First issue, to be clear: If there is not a Will, the estate will go through probate (court) and the judge will determine where assets go, based on state statutes. If there is a Will, the estate will go through probate (court) and the judge will determine where assets go, based on the instructions of the will. Having a will does not avoid probate.

There are numerous tools that people can use to avoid probate. The most common, and the best method of ensuring a comprehensive estate plan is to have a revocable living trust. A revocable living trust, if it is properly executed and all of the decedents assets were placed into the trust prior to death will avoid probate. In addition to avoiding probate, it also addresses other issues prior to death, such as instructions for incapacity.

There is another method that can be used for minimizing and possibly avoiding probate. This alternative method is by listing beneficiaries on each specific asset.

To utilize this self-help method, the complexity depends on what assets you have:

Financial Accounts: Contact your bank, investment company, 401(k), and the custodian of your individual retirement account (IRA) and have them add the beneficiaries to each account. Upon death, those accounts would then transfer to the appropriate heirs directly and successfully avoiding probate for those specific assets.

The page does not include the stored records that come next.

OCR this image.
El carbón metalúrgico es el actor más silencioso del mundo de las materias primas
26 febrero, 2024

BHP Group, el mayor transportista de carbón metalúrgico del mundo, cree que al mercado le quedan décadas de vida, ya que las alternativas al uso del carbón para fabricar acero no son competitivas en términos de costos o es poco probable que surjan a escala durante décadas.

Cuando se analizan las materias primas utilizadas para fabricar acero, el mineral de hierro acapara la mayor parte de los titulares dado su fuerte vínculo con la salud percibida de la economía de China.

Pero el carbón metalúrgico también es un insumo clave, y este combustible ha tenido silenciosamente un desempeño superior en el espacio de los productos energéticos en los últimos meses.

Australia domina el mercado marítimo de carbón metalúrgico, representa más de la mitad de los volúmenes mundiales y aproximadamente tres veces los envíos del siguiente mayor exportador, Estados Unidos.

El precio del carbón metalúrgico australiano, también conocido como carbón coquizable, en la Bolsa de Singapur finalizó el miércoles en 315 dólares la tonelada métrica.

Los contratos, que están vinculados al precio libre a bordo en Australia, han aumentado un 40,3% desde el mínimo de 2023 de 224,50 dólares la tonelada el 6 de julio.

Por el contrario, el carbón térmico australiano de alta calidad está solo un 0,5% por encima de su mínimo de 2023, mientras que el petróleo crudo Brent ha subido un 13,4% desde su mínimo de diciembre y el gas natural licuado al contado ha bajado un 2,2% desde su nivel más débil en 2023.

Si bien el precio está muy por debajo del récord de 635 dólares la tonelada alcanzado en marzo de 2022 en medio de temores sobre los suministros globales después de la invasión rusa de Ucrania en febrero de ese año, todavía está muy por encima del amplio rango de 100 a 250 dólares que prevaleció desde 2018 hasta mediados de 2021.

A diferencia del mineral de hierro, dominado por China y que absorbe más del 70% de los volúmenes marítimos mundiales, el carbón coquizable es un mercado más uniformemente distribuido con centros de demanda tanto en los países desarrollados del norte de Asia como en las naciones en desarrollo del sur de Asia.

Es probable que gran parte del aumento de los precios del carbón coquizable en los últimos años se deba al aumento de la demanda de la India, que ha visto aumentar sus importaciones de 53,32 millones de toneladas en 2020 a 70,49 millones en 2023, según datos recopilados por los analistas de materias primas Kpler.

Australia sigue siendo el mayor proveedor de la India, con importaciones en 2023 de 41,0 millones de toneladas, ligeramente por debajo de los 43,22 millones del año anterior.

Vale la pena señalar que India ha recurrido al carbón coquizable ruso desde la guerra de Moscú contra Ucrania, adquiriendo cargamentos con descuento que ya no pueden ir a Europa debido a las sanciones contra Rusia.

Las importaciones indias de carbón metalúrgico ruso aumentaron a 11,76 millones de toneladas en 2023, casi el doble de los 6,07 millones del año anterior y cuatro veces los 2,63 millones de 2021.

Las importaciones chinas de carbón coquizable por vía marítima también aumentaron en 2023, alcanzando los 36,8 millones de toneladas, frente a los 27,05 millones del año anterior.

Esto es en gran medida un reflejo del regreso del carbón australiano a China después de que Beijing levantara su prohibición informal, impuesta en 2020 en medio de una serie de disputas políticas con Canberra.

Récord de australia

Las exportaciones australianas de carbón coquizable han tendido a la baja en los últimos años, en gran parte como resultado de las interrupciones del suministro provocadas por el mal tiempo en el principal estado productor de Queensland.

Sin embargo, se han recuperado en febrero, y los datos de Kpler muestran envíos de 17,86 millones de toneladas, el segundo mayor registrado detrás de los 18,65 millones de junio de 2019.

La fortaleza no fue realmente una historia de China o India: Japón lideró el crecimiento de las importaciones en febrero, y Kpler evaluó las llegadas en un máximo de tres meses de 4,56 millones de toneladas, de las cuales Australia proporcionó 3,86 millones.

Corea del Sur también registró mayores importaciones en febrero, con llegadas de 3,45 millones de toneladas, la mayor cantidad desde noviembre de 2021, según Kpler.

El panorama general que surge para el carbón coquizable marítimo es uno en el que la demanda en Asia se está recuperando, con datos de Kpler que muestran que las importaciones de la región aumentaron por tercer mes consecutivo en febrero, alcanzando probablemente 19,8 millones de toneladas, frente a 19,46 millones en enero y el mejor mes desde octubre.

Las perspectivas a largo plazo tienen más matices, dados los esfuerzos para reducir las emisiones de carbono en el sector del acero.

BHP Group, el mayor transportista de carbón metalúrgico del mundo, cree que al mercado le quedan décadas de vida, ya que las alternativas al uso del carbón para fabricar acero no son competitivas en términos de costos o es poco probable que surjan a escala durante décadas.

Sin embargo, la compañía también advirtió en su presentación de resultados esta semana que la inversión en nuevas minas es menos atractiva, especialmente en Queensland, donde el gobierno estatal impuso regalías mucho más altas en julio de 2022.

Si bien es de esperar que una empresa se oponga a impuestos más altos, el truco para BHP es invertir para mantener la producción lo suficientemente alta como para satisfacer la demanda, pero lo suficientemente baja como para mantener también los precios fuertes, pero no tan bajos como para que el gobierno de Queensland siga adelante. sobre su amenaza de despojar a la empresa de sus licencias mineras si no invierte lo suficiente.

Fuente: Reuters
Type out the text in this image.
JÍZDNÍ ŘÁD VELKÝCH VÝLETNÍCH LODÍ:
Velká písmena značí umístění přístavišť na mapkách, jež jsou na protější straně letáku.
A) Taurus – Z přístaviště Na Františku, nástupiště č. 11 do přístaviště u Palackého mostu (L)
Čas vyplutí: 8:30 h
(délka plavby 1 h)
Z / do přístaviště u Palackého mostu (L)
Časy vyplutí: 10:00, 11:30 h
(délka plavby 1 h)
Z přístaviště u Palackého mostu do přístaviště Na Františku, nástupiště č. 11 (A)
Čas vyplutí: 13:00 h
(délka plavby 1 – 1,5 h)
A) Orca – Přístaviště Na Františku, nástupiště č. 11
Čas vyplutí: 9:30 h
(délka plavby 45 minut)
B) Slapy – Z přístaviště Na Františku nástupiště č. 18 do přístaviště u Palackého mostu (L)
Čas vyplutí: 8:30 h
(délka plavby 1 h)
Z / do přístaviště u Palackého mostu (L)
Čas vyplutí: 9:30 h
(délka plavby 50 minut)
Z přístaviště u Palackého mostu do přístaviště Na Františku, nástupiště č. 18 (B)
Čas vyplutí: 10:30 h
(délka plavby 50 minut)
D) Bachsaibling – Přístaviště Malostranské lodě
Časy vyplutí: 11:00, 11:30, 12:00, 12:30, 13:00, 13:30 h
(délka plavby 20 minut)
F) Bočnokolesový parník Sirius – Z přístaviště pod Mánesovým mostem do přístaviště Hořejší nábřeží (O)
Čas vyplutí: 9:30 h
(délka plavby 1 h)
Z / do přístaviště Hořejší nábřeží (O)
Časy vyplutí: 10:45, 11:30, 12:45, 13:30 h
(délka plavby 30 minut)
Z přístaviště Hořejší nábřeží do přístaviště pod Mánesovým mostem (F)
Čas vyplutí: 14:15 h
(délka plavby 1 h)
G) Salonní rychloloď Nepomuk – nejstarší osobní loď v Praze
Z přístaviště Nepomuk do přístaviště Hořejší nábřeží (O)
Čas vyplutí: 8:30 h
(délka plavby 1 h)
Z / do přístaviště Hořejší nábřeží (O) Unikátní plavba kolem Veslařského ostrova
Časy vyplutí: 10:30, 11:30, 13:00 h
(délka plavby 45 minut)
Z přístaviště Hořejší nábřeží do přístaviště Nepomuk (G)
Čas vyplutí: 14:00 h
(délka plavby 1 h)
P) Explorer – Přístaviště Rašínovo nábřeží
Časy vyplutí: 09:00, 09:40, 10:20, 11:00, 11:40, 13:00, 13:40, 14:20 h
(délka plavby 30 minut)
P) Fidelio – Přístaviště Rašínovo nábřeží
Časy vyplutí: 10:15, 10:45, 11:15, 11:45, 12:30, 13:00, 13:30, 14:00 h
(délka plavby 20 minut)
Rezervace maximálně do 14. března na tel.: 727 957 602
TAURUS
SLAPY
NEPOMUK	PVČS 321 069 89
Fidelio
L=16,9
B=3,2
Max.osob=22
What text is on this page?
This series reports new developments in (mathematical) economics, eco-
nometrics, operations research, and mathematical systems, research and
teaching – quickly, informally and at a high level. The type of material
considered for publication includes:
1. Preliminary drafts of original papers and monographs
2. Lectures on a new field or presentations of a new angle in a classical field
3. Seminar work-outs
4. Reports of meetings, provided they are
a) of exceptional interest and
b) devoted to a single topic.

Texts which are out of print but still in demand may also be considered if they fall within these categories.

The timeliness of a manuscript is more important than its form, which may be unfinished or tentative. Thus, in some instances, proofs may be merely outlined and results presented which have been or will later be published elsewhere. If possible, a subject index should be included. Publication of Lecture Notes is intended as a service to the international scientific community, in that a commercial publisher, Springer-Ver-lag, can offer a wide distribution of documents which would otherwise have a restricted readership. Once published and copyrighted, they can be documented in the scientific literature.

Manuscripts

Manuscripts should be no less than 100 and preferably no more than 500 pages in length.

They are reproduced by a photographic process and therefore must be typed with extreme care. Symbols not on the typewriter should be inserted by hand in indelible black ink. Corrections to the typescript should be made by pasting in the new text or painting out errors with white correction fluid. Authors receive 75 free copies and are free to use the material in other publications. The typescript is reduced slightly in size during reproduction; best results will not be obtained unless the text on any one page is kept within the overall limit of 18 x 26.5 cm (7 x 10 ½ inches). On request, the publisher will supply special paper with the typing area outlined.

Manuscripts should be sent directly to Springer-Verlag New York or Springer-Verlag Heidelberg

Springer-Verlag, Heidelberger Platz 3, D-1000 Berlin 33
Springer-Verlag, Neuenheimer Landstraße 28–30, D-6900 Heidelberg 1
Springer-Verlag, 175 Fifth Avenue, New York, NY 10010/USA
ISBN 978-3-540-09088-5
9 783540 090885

Real Estate: In some states, you are able to list beneficiaries on the deed to automatically transfer real estate upon death, avoiding probate. Other states you are unable to. To add complexity, California, has enacted legislation effective January 1, 2016 to provide the ability to transfer real estate by a beneficiary deed, however the legislation is set to expire in five (5) years. This adds a difficulty of not knowing what will happen after five years.

Personal Property: If any personal property is owned at the time of death, it is transferred through probate. Depending on the value of the property and your specific state, there may be an option for a small-estate probate.